セロニアンは主として自分たちの巣穴と住人全体の安全のことを考えている。彼らはほぼ間違いなく、個々の希望よりも集団の需要の方が大切であると信じており、彼らが執るあらゆる行動は、巣穴の目的や、あるいは一般的な種の繁栄を促進させるためのものである。
彼らの社会は原始的に見えるが、セロニアンのテクノロジーは銀河系標準と同等レベルであり、事実、彼らの巣穴はコンピュータ・ネットワークと高速通信システムで相互に接続されている。また、セロニアンは独自の工業的生産能力によって、物資の不足したコレリアン・エンジニアリング社の造船所に、数多くのハイテク部品をもたらしたのだった。また、セロニアンは彼ら独自の宇宙船テクノロジーにも精通しており、彼らは自分たちで建造した宇宙船によって、コレリアン星系全域を行き来することができるようになった。しかし、セロニアンはハイパードライブを搭載した宇宙船を建造しない。なぜなら、彼らは個人的にコレリアン星系の外にまで、それほど大きな関心を抱いていないのだ。
セロニアンは銀河系に対する関心を大きく欠いており、他種族と接触する際にも慎重に訓練されたセロニアンだけを派遣するという方針があるため、帝国による支配からかなり安全な位置を確保することができた。同様に、コレリアン星系における帝国支配が崩壊した後の権力闘争からも、彼らは除外され、惑星が滅ぶかもしれないという極めて現実的な可能性に直面させられたのである。その結果、彼らはコレリアン星系の中でさえ、他の文化との干渉を避けるようになった。しかし、この衝撃はセロニアン社会を不安定なものとし、そのためごく一部のセロニアンの間では、自分たちの文化を変えようという試みもなされている。こうしたセロニアンたちは、より誠実な気持ちで他の種族と付き合うことができるようになったのだった。
大抵のセロニアンは故郷に留まることを望んでおり、進んで他種族と交流したいとは思っていない。人間や他のエイリアン種族との接触を訓練されているのは、ごく一部の不妊のセロニアン女性だけである。そして、こうした女性たちは選ばれたエイリアン種族に気楽にくつろいでもらうための礼儀作法や心構えを習得している。この事実から、多くの人々はセロニアンを親しみやすい、外交的で寛大な種族として捉えているが、実際には、彼らの大半は自分たちの巣穴にとって利となること以外には、全く関心を抱いていない。彼らが他種族との合意に達するには、深い心理学的要求が必要となるのだ。
2本、または4本の足で歩くことを好むセロニアンは、標準的な人間と比べて胴体が長く、逆に手足は短くなっている。また、肉球のついた手足からは、伸縮自在の鉤爪を生やしており、太い尻尾は直立歩行時のバランスをとる際に役立っている。

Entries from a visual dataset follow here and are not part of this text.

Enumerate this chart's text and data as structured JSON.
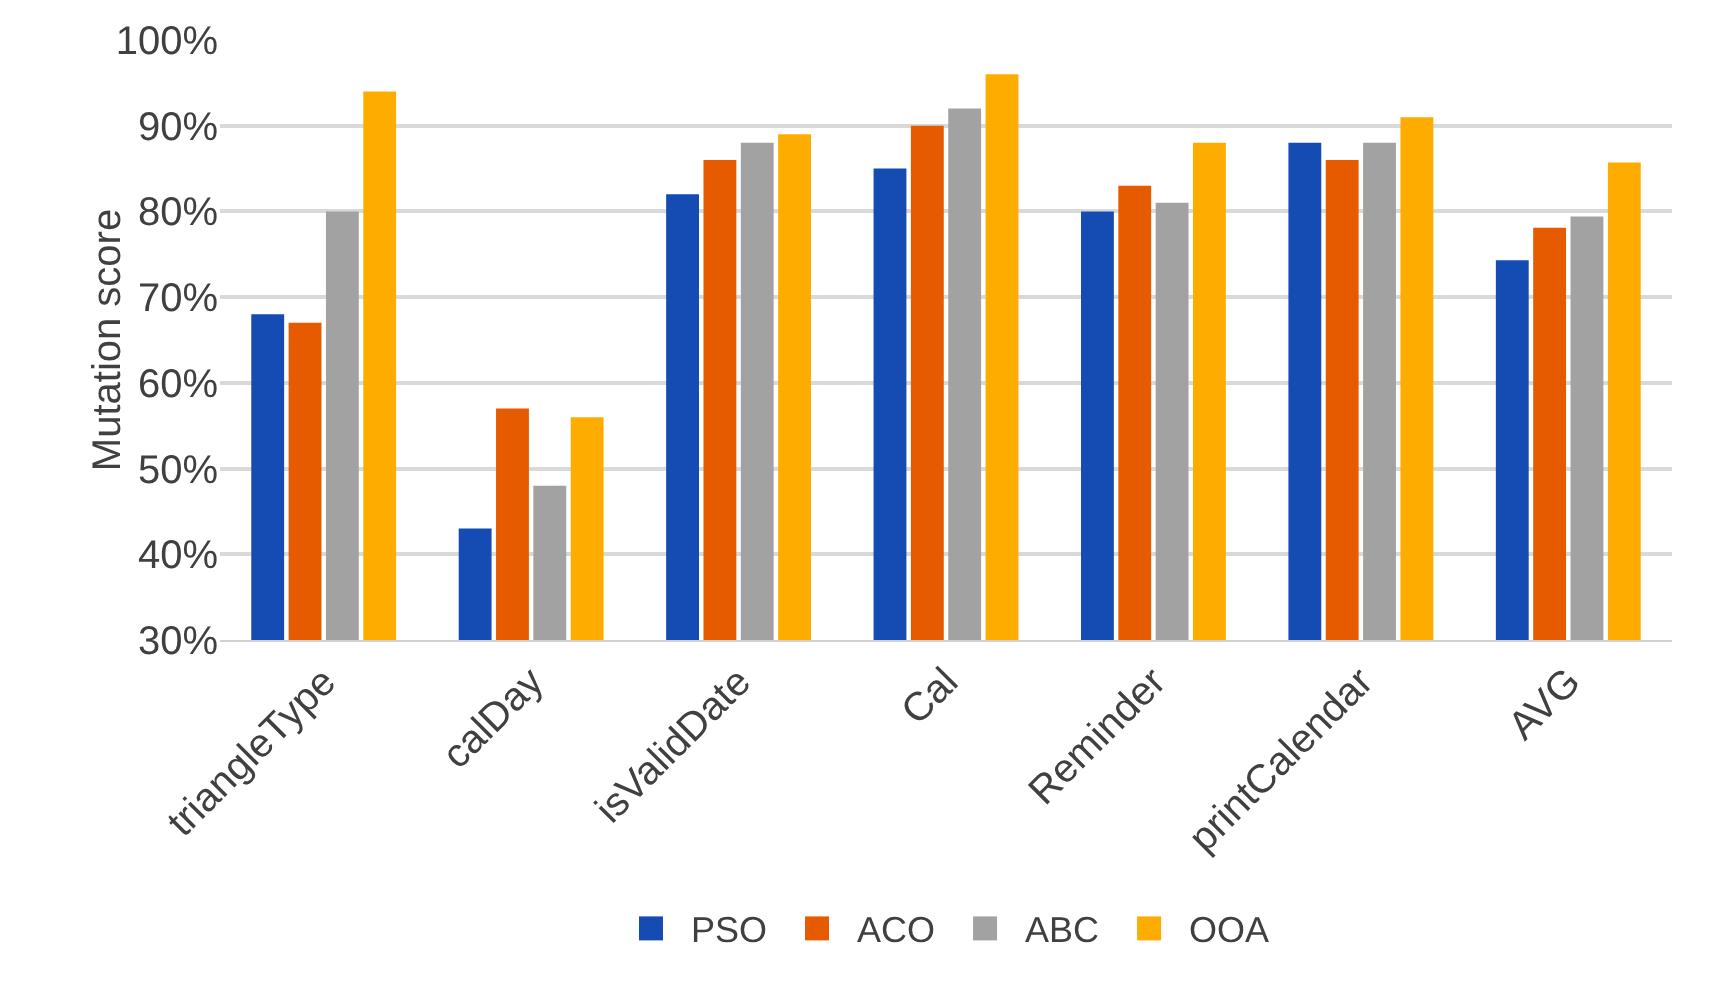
{
  "chart_data": {
    "type": "bar",
    "ylabel": "Mutation score",
    "categories": [
      "triangleType",
      "calDay",
      "isValidDate",
      "Cal",
      "Reminder",
      "printCalendar",
      "AVG"
    ],
    "series": [
      {
        "name": "PSO",
        "color": "#144cb4",
        "values": [
          68,
          43,
          82,
          85,
          80,
          88,
          74.3
        ]
      },
      {
        "name": "ACO",
        "color": "#e65a00",
        "values": [
          67,
          57,
          86,
          90,
          83,
          86,
          78.1
        ]
      },
      {
        "name": "ABC",
        "color": "#a2a2a2",
        "values": [
          80,
          48,
          88,
          92,
          81,
          88,
          79.4
        ]
      },
      {
        "name": "OOA",
        "color": "#ffac00",
        "values": [
          94,
          56,
          89,
          96,
          88,
          91,
          85.7
        ]
      }
    ],
    "ylim": [
      30,
      100
    ],
    "yticks": [
      {
        "value": 30,
        "label": "30%"
      },
      {
        "value": 40,
        "label": "40%"
      },
      {
        "value": 50,
        "label": "50%"
      },
      {
        "value": 60,
        "label": "60%"
      },
      {
        "value": 70,
        "label": "70%"
      },
      {
        "value": 80,
        "label": "80%"
      },
      {
        "value": 90,
        "label": "90%"
      },
      {
        "value": 100,
        "label": "100%"
      }
    ],
    "grid": "y",
    "legend": "bottom"
  }
}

さらに、全身が滑らかで艶のある黒または茶色の毛で覆われており、細い顔からは堅い髭を生やしている。彼らは故郷ではほとんど衣服を着ないが、その一方で、外界を訪れたり、そこで働く際には、仕事の内容に相応しい制服や他の衣装を着用する。また、女性は男性より概して大柄である。

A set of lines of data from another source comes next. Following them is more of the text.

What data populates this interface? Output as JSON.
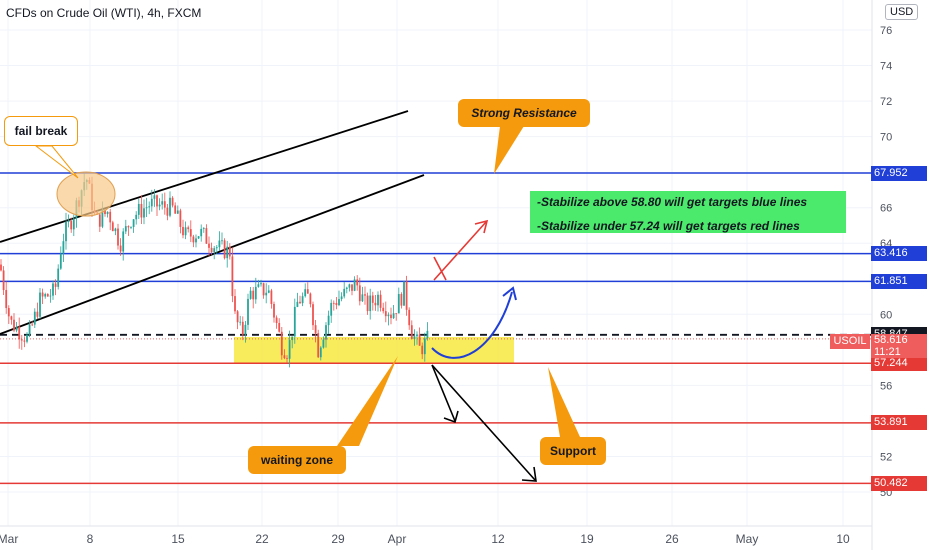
{
  "chart_data": {
    "type": "candlestick",
    "title": "CFDs on Crude Oil (WTI), 4h, FXCM",
    "currency": "USD",
    "symbol": "USOIL",
    "current_price": "58.616",
    "countdown": "11:21",
    "y_ticks": [
      "76",
      "74",
      "72",
      "70",
      "66",
      "64",
      "60",
      "56",
      "52",
      "50"
    ],
    "x_ticks": [
      "Mar",
      "8",
      "15",
      "22",
      "29",
      "Apr",
      "12",
      "19",
      "26",
      "May",
      "10"
    ],
    "ylim": [
      49.2,
      77.5
    ],
    "horizontal_levels": [
      {
        "value": 67.952,
        "label": "67.952",
        "color": "#1f3fd6"
      },
      {
        "value": 63.416,
        "label": "63.416",
        "color": "#1f3fd6"
      },
      {
        "value": 61.851,
        "label": "61.851",
        "color": "#1f3fd6"
      },
      {
        "value": 58.847,
        "label": "58.847",
        "color": "#131722",
        "dashed": true
      },
      {
        "value": 57.244,
        "label": "57.244",
        "color": "#e53935"
      },
      {
        "value": 53.891,
        "label": "53.891",
        "color": "#e53935"
      },
      {
        "value": 50.482,
        "label": "50.482",
        "color": "#e53935"
      }
    ],
    "annotations": {
      "fail_break": "fail break",
      "strong_resistance": "Strong Resistance",
      "waiting_zone": "waiting zone",
      "support": "Support",
      "note_blue": "-Stabilize above 58.80 will get targets  blue lines",
      "note_red": "-Stabilize under 57.24 will get targets red lines"
    },
    "grid": true,
    "colors": {
      "up": "#26a69a",
      "down": "#ef5350",
      "blue_level": "#1f3fd6",
      "red_level": "#e53935",
      "callout": "#f59a0c",
      "zone": "#f7e840",
      "note_box": "#4cea6c"
    }
  }
}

セロニアンは読み書きや会話の際に独自の言葉を用いているが、外界人との取引きを行うこともあるため、ベイシックにも同様に順応している。また、故郷を後にしたごく僅かなセロニアンたちは銀河系の各地で様々な職業に就いているが、ジェダイだけは例外である。多くのセロニアンは限られた視野の展望しか持っておらず、他種族に対する思いやりにも欠けているため、ジェダイとしての訓練に対する適応性が著しく乏しいのだ。